Doubletop and Fern Mountains (NC) (Photo by Mark Ellison)
Watching and listening for birds in winter offers the benefit of trees not having leaves, making it easier to spot birds. Some birds may have migrated away for the season, but those that have stayed offer much to see and hear. Enjoy birds from your yard, on a trail or while you are traveling.
The winter landscape and sky provide amazing opportunities to put your photography skills to work. Use your camera or smartphone to capture images that will warm you up with good memories once you return home.
Find a Sit Spot
Find a good sit spot that you can visit regularly. Perhaps keep a journal or make sketches of what you notice. Compare this to how the same location appears in other seasons.
Ice on the Blue Ridge Parkway (Photo by Mark Ellison)

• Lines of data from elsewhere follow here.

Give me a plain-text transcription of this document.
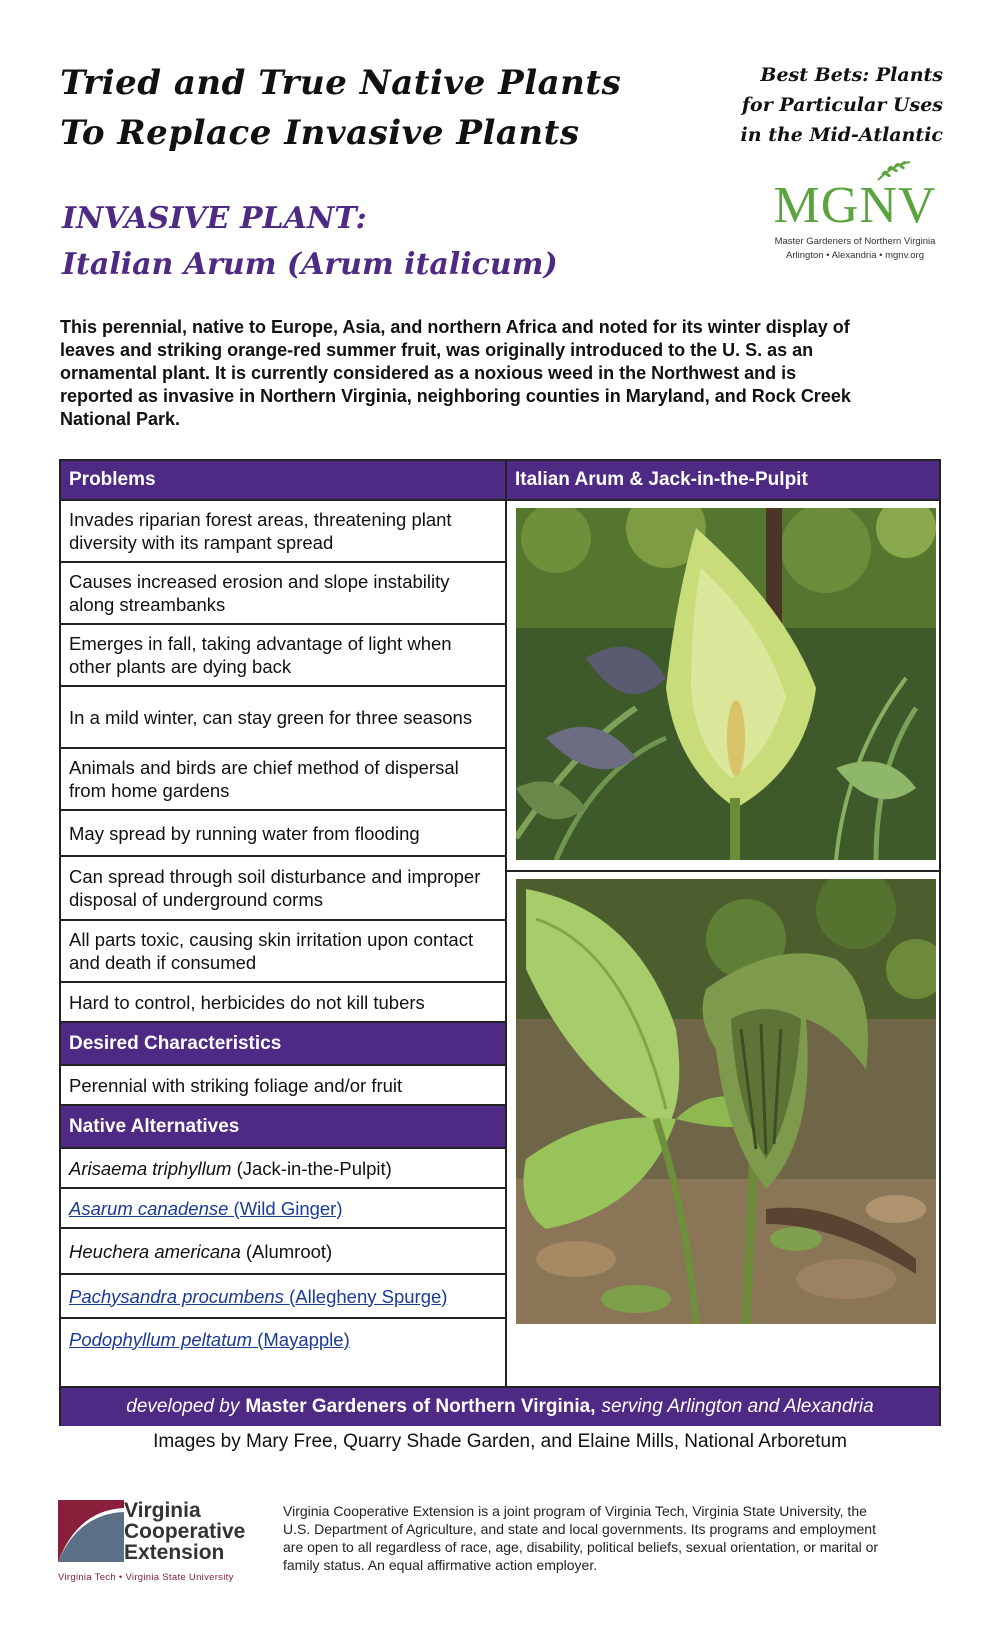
Tried and True Native Plants
To Replace Invasive Plants
Best Bets: Plants
for Particular Uses
in the Mid-Atlantic
MGNV
Master Gardeners of Northern Virginia
Arlington • Alexandria • mgnv.org
INVASIVE PLANT:
Italian Arum (Arum italicum)
This perennial, native to Europe, Asia, and northern Africa and noted for its winter display of leaves and striking orange-red summer fruit, was originally introduced to the U. S. as an ornamental plant. It is currently considered as a noxious weed in the Northwest and is reported as invasive in Northern Virginia, neighboring counties in Maryland, and Rock Creek National Park.
Problems
Invades riparian forest areas, threatening plant diversity with its rampant spread
Causes increased erosion and slope instability along streambanks
Emerges in fall, taking advantage of light when other plants are dying back
In a mild winter, can stay green for three seasons
Animals and birds are chief method of dispersal from home gardens
May spread by running water from flooding
Can spread through soil disturbance and improper disposal of underground corms
All parts toxic, causing skin irritation upon contact and death if consumed
Hard to control, herbicides do not kill tubers
Desired Characteristics
Perennial with striking foliage and/or fruit
Native Alternatives
Arisaema triphyllum (Jack-in-the-Pulpit)
Asarum canadense (Wild Ginger)
Heuchera americana (Alumroot)
Pachysandra procumbens (Allegheny Spurge)
Podophyllum peltatum (Mayapple)
Italian Arum & Jack-in-the-Pulpit
developed by Master Gardeners of Northern Virginia, serving Arlington and Alexandria
Images by Mary Free, Quarry Shade Garden, and Elaine Mills, National Arboretum
Virginia
Cooperative
Extension
Virginia Tech • Virginia State University
Virginia Cooperative Extension is a joint program of Virginia Tech, Virginia State University, the U.S. Department of Agriculture, and state and local governments. Its programs and employment are open to all regardless of race, age, disability, political beliefs, sexual orientation, or marital or family status. An equal affirmative action employer.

Go on a Guided Forest Therapy Walk
Guided forest therapy walks offer the opportunity to experience nature in a new way. Walks offer the opportunity to slow down, and through a series of invitations, help you experience nature in a way that works best for you. Find a guide near you using the guide locator provided by the Association of Nature and Forest Therapy Guides and Programs. You may ask, “why do I need a guide, I go in nature all the time?” Think of it as being similar to having a yoga instructor. You may do yoga on your own, but you go to a class to allow someone else to design the program, set the pace, and help you learn new ways to experience it.
Winter Hiking (Photo by Mark Ellison)
Preparation for Warmer Seasons
Turn your computer or phone off and start enjoying winter! Use it as a time for renewal and preparation for when the warmer months arrive, so you are ready to hit the trail full force. Spring will be here before you know it…daylight savings starts March 10, 2019 in case you were wondering!